At approximately 23:50, people started to realize the danger and began to retreat from the crowd. The police at the scene also started to instruct people to evacuate from the second level. At 23:55, police and citizens had formed a wall to make way for ambulances. The injured were then sent to local hospitals.

After the incident, the government of Shanghai formed a working group to coordinate the rescue, led by mayor Yang Xiong.

The identities of all victims were confirmed, according to the local government. The youngest victim was 12 years old. As a result of the stampede, similar New Year celebration events on 31 December 2014 were cancelled.

==Response==
===Central government===
President and General Secretary of the Communist Party Xi Jinping and Premier Li Keqiang ordered the Shanghai government to "go all out" in its rescue efforts. On 1 January, Xi and Li called for an immediate investigation into the source of the incident. Xi Jinping also said a profound lesson should be learned from the incident.

===Shanghai government===
The local government cancelled all New Year celebration activities on 1 January, including the New Year's marathon and Shanghai Tower light show. Guyi Garden, Fangta Garden and Yu Garden's Lantern Festival were also cancelled. On the morning of the 1st, citizens mourned for the victims at the Bund.

===Media===
This stampede was front page on local newspapers on the morning of 1 January. The media needed to seek authorization for reporting the incident, which was impossible to obtain at midnight. The official WeChat account of local government released relevant news at 9 a.m. the next day.
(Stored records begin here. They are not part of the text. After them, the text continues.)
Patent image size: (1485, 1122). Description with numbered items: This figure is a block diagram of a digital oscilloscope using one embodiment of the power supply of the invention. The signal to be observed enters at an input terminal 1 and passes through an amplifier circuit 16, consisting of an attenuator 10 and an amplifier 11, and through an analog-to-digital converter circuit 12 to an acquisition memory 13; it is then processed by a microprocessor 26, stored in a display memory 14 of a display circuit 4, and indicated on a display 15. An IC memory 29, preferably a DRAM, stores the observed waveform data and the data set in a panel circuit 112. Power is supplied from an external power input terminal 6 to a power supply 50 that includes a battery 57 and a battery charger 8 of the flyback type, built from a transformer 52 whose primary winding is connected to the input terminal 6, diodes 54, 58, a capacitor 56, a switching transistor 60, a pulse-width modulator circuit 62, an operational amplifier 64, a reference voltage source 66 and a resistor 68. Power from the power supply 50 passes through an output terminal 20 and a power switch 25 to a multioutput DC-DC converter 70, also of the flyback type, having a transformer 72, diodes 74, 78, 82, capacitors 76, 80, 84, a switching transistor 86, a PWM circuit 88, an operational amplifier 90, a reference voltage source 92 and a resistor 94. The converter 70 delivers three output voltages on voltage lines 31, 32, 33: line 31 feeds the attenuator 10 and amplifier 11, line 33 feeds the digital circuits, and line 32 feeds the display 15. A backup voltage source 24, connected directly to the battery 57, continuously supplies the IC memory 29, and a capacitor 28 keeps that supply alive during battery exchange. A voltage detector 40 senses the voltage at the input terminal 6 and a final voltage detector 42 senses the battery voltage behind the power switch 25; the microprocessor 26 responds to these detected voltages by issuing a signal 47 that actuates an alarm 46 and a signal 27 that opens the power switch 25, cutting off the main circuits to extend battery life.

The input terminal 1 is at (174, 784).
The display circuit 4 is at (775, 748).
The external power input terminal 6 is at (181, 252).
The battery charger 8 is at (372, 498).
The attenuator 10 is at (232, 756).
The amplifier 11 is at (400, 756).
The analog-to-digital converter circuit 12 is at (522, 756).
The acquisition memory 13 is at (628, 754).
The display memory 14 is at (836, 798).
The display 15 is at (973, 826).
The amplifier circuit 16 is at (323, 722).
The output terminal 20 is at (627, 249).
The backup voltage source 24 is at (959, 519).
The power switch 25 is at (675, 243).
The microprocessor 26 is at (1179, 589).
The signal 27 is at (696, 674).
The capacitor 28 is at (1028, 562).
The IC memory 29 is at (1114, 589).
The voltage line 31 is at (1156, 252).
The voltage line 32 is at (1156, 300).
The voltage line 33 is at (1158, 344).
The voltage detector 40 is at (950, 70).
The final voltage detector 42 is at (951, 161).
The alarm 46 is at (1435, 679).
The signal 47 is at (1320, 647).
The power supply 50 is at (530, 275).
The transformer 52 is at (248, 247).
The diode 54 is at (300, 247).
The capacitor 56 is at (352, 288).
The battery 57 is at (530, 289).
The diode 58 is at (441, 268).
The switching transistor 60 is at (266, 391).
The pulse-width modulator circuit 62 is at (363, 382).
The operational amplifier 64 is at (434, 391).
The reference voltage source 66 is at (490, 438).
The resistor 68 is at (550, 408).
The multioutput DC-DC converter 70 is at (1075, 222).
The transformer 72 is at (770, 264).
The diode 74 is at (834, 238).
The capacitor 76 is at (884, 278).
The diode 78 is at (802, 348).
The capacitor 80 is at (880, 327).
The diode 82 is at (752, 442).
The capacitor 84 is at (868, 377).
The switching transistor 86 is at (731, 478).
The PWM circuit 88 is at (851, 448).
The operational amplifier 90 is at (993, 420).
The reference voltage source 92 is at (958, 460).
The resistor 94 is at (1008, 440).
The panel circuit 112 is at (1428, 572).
Media reports indicated that the cancellation of a planned light show led to a reduction in the number of police assigned to the event, resulting in only 700 police officers (as compared to 6000 in 2013) at the scene. However, the crowd was no smaller than in previous years, possibly because a scaled-down version of the light show was being held at a different venue with a similar name.

Media outlets have faced criticism for publishing personal information posted online by victims or their families.